Norfolk Southern issued ultra-long bonds five years ago, and the bonds brought to market yesterday are actually a re-opening of that earlier issue. Other companies have issued 50-year bonds in recent memory, such as the Tennessee Valley Authority in 1992, and Ford, Boeing, Texaco and Conrail in 1993.

The flurry of issuance around 1992 and 1993 was a response to a drop in yields on Baa corporate bonds to between seven and eight percent from a local high of about 10 percent in early 1990.

The 1993 Disney bonds have a 30-year call provision, meaning that Disney can buy back the bonds in 2023. And they will, if they can refinance the bonds at a lower rate. In a sense, then, the Sleeping Beauties are not 100-year bonds, but rather 30-year bonds with something optional after that. The Coca-Cola bonds, however, had no call provision, so those bonds will pay, or at least have agreed to pay, about 7.5 percent for the entire 100 years.

Norfolk Southern has given itself even more leeway, from what I can tell, because the prospectus says they can call the bonds at any time at par, plus a premium based on market interest rates.

So who's buying? Insurance companies, mostly. They have to find bonds with very long terms, to provide reliable income base on life insurance policies. Since life expectancies are getting longer, the insurers need the longest paper they can find, and the Norfolk Southern bonds provide that as well as a yield premium. They attractive to pension funds as well.

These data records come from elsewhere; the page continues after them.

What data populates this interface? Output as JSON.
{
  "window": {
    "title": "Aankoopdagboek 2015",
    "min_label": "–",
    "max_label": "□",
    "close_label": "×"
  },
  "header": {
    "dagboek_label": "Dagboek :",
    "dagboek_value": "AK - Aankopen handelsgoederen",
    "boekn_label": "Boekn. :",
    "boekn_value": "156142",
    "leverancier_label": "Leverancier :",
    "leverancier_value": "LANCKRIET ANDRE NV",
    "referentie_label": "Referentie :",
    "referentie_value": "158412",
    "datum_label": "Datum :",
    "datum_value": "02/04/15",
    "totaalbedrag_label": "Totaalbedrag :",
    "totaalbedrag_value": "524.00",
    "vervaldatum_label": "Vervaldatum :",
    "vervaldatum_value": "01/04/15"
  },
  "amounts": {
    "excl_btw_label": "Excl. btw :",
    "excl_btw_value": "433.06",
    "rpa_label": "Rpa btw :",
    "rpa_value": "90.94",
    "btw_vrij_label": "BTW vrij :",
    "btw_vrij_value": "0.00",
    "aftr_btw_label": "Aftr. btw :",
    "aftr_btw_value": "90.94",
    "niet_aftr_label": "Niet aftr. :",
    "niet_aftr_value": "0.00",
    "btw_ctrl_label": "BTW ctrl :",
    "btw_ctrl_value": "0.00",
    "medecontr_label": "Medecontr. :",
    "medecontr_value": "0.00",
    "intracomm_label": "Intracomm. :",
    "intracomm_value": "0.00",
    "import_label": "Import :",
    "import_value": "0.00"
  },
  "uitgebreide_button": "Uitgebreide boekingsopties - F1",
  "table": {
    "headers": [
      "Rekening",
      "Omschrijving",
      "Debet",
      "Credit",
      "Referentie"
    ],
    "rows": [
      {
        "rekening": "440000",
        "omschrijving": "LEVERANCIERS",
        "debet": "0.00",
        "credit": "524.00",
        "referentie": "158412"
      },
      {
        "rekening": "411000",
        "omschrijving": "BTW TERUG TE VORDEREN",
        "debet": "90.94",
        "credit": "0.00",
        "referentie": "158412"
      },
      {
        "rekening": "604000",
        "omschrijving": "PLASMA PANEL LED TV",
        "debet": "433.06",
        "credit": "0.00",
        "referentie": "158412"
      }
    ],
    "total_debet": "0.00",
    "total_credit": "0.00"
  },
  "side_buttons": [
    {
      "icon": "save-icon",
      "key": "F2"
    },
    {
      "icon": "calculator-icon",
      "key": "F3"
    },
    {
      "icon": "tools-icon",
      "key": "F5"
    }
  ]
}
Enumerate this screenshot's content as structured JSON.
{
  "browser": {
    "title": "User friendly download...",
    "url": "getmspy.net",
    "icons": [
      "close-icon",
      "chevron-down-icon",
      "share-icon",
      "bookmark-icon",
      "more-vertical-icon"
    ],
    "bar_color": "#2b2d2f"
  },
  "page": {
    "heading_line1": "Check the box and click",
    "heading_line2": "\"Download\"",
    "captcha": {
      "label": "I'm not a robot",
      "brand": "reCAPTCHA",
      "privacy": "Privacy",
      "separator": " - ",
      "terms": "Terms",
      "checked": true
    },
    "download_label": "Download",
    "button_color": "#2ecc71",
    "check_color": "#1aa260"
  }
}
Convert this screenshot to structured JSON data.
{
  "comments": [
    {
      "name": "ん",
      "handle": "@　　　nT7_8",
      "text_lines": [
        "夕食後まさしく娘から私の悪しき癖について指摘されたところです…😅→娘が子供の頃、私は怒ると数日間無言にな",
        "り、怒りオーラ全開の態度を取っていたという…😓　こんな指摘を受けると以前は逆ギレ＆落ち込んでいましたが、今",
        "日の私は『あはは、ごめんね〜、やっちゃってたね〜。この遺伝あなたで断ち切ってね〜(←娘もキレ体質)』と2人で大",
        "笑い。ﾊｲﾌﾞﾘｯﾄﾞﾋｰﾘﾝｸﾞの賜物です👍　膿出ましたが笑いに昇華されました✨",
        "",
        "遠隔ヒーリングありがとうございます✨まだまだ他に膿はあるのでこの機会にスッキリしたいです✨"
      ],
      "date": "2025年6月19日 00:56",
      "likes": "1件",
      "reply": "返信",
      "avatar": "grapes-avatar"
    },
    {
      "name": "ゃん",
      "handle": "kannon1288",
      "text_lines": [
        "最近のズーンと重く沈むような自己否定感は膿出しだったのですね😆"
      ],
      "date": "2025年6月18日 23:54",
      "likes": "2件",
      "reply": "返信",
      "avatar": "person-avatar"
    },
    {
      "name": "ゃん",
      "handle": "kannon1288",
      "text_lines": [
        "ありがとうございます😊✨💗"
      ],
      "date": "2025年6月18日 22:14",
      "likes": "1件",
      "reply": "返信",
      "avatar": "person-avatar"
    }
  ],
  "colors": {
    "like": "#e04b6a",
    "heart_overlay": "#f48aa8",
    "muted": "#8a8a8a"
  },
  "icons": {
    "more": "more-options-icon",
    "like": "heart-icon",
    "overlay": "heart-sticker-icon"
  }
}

The latest yields on Baa corporate bonds are about 5.5 percent, so the century bonds are offering a premium of maybe a half a percent. But can that be anywhere near enough? Consider the Ford 50 and 100-year bonds from just five years ago. The Financial Times reports:

Investors who bought Ford's century debt at a higher rate in an issue from 1997 saw their bonds fall to less than 15 cents on the dollar when the US car industry was in crisis over the past few years... They have since recovered, but still trade at less than 90 cents on the dollar.
At the time Disney issued its long-long bonds, skeptics pointed out that amusement parks don't last forever, citing the several different parks at Coney Island in Brooklyn that have come and gone. To the insurance companies, I guess it's mostly about the bond mathematics. But what if it were GM that had issued those 100 year bonds back in 1997?